背後卻又傳來一聲弱弱的呼喚,猶豫中帶著幾分羞澀。

“趙院頭留步。”

陳疏瑤抿了抿嘴唇,伸手捋了捋額前的亂發,似乎在組織語言。

她低著頭,那張清秀的小臉被燭光映得忽明忽暗,眉眼間縈繞著一股淡淡的憂愁。

“你上次說,女子也能成大事。”

她低著頭,聲音很輕,但很快帶上幾分急切。

“我回去想了一整晚,還是沒想出來,我到底能做什麽。
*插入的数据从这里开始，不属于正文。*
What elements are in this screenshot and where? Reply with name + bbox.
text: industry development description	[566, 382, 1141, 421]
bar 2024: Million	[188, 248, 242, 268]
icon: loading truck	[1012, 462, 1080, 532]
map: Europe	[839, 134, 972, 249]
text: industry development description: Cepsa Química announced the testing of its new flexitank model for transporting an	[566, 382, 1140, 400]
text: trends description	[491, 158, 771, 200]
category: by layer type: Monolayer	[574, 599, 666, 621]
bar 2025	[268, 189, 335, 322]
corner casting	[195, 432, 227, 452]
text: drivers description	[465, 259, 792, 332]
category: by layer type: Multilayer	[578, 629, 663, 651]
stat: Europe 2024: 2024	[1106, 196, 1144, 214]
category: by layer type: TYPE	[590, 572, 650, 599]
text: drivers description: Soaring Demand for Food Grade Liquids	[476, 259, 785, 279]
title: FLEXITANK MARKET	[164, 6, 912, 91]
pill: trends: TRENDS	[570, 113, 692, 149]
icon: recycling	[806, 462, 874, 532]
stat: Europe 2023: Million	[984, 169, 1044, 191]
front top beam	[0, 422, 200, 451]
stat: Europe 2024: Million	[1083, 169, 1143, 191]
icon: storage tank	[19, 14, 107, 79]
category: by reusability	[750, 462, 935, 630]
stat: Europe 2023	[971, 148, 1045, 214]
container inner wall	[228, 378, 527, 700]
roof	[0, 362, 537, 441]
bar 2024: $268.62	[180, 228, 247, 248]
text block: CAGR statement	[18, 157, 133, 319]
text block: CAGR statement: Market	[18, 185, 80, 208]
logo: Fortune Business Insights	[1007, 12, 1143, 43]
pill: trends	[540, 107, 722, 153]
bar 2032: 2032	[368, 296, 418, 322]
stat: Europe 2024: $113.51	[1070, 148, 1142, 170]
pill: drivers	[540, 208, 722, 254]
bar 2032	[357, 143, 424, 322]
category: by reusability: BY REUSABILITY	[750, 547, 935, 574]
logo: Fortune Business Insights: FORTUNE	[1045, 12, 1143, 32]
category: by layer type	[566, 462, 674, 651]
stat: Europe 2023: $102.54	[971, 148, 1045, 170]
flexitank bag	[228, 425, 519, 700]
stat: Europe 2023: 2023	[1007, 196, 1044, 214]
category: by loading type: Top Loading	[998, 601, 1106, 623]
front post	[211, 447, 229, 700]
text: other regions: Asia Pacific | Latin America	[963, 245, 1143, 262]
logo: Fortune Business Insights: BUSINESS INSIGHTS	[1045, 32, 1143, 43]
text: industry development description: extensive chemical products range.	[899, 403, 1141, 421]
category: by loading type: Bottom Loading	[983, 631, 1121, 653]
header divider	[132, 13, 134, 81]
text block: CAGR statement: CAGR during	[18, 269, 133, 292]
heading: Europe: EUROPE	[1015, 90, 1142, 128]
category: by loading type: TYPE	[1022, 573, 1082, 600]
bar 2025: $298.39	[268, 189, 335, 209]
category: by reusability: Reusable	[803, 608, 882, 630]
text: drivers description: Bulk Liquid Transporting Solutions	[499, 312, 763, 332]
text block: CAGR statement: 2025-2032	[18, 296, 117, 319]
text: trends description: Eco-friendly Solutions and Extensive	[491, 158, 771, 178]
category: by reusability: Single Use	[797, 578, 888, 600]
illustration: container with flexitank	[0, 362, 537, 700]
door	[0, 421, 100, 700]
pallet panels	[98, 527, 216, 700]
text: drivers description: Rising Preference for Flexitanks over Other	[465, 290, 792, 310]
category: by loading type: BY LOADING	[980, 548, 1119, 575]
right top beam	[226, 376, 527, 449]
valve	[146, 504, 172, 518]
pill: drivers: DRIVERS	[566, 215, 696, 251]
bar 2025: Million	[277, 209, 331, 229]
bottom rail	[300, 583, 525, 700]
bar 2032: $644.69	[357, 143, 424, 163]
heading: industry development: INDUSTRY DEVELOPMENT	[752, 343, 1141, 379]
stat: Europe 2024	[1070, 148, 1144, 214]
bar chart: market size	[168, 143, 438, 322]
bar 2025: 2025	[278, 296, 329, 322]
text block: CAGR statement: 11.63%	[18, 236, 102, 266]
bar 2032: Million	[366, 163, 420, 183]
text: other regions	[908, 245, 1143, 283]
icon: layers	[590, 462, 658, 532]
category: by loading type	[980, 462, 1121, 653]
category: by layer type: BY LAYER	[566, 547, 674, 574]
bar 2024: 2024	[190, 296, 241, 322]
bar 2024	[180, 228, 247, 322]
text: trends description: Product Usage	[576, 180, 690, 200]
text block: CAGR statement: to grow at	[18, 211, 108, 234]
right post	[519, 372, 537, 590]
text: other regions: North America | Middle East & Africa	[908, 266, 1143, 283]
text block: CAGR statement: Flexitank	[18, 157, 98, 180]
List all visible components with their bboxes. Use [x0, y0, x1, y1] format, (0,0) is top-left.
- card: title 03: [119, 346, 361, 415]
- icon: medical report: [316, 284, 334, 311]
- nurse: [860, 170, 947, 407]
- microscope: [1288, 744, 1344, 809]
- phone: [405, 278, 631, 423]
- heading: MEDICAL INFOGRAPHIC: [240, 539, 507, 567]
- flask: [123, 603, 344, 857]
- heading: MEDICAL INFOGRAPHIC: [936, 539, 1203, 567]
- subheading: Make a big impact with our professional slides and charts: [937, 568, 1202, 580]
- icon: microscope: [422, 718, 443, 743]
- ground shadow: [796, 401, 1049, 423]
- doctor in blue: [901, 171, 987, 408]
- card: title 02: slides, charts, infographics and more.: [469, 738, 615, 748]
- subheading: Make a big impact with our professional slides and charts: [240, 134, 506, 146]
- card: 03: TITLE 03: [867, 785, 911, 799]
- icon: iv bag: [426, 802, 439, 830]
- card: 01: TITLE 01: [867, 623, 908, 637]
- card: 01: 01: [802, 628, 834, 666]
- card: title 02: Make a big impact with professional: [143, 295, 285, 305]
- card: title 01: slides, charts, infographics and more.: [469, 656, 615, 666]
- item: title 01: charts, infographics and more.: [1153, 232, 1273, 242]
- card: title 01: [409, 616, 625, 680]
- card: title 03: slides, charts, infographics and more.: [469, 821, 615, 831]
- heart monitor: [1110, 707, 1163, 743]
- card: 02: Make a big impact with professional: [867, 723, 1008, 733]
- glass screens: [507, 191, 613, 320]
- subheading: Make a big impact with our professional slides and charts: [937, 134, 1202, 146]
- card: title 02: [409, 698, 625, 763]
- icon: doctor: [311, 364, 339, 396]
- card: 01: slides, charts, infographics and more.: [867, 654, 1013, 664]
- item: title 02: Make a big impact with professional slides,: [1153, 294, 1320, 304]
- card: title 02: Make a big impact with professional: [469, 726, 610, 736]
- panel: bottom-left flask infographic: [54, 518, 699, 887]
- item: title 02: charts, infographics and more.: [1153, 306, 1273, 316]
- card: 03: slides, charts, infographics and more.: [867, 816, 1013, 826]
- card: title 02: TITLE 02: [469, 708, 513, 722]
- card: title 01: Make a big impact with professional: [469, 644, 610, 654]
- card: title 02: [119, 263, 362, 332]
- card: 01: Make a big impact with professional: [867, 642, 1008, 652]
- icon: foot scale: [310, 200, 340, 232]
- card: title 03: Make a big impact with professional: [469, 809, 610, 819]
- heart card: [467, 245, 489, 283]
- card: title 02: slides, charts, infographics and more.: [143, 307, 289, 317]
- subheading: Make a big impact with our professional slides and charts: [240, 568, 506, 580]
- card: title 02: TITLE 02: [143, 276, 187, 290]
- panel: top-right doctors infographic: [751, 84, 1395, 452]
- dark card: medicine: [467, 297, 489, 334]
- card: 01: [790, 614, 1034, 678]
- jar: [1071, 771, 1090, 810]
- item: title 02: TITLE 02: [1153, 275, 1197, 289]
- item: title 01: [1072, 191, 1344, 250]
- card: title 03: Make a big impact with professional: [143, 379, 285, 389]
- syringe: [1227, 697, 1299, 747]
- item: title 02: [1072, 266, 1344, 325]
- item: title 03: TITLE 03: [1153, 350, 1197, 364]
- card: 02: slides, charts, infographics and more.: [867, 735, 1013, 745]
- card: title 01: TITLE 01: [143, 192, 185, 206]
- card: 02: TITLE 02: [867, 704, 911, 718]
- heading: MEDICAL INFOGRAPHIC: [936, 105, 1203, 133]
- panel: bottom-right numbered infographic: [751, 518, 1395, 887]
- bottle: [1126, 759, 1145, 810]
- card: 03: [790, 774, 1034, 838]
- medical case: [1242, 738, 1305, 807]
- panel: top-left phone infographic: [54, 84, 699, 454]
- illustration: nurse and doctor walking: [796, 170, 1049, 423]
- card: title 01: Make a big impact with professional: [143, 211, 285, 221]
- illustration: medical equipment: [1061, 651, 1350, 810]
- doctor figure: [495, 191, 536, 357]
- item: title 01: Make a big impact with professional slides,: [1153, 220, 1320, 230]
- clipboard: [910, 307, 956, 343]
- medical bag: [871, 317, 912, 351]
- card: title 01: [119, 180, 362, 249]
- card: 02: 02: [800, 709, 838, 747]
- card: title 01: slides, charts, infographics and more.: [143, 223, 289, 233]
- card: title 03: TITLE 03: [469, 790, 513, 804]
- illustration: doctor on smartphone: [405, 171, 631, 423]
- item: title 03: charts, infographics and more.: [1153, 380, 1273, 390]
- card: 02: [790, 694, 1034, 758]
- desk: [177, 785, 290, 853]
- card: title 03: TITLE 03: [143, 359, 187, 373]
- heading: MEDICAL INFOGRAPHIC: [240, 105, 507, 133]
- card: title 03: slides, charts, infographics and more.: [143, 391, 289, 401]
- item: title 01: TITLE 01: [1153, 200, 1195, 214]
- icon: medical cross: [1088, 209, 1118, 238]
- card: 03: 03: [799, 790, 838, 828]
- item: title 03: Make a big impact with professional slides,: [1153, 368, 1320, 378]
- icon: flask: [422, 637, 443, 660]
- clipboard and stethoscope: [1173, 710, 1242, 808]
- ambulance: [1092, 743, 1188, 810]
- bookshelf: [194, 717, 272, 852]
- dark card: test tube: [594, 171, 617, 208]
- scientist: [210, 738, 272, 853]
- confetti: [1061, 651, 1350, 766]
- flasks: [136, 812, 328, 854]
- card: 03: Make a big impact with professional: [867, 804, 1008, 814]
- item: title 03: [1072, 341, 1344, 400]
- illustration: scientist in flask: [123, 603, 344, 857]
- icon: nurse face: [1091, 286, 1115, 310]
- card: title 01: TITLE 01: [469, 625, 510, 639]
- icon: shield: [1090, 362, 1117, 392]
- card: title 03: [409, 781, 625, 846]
”

她抬起頭,看著趙安,眼神裏有一絲迷茫,也有一絲倔強。

“我想再確認一回,那些話,真不是院頭在哄騙我的?”

趙安看著她,一愣轉笑。

“陳姑娘,你我二人無親無故,亦無利益糾葛。”

“平白無故的,我哄騙你作甚?”

陳疏瑤一愣,好像……的確是如此。

“可是……我!實在不知如何才好。”

“還請趙院頭,指條明路!”

趙安眼中閃過幾分驚訝。

這個女人,比自己想象中的還要上進啊!

自己不過點了她一句,她還如此糾纏起來。

看來是不做出點什麽,不會罷休了。

趙安沉吟片刻,目光往四周一掃,忽然一招手。

“陳姑娘,你過來。”

陳疏瑤已經,趙安如此,猶豫片刻,便靠了過來。

二人麵貼著麵,仿若抱作一處。

“如若姑娘實有所求,趙某人這裏剛好有一件事,可以交給姑娘去辦。”

“趙某人認為,陳豐年已經投遼。”

“啊!”

陳疏瑤猛然一驚,瞬間彈開幾步,一臉震驚。

“趙院頭,此,此事可不能胡說!”

“證據呢!”

“我手中雖有實據,此刻卻不方便給姑娘看。”

“全看姑娘是否相信趙某人。”

“若是相信,有心去查探,縱使隻是蛛絲馬跡。”

“亦會使得姑娘心念愈堅。”

陳疏瑤瞪大了美眸,不知怎麽的,光是聽著趙安這幾句話。

她便覺得心髒撲通狂跳,這麽重要,這麽刺激,這麽嚴重的事兒。

竟交給她一個女子去辦了?

“你……覺得我能查出來?”

她的聲音裏有一絲不確定。

趙安咧嘴一笑。

“姑娘向趙某所尋,不過是做何事,而不是能否做成。”

“姑娘所求,趙某已經給了。”

“至於能否做成,不是在姑娘手中麽?”

“事在,人為!”

陳疏瑤怔住了。

她相信,趙安不會在這種事上騙她。

因此這事兒上,她是絕對信得過趙安的。

加上陳家祖上,正是抗擊遼人的名將,通遼乃是族規中明文的重罪。

作為陳家子弟,於公於私,她都有必要將此事查個水落石出。

此事,不是能不能成,而是必須要成!

陳疏瑤抿了抿嘴,旋即輕輕福了一禮。

“小女子清楚了。”

“若有消息,小女子定及時通知院頭。”

陳疏瑤抬起頭,目光已比方才堅定了許多。

趙安重重一點頭,抬腳了走了過來。

隨意地抬手拍了拍陳疏瑤的肩膀。

“加油。”

陳疏瑤瞬間愣在了原地,直直地看著趙安的背影消失在夜色裏。

手裏的燈晃了又晃,她才發現自己的手竟在微微發抖。

是被信任,是被托付,被重視之後的激動。

這一刻,她才覺得。

自己不再是那個毫不起眼的,注定隨波逐流的,甚至可能連名字都不配有的,某某女眷。

而是一個……

陳疏瑤低下了頭,看向自己白皙的手掌,輕輕一握。

這一瞬,她好像……握住了什麽了不得的東西。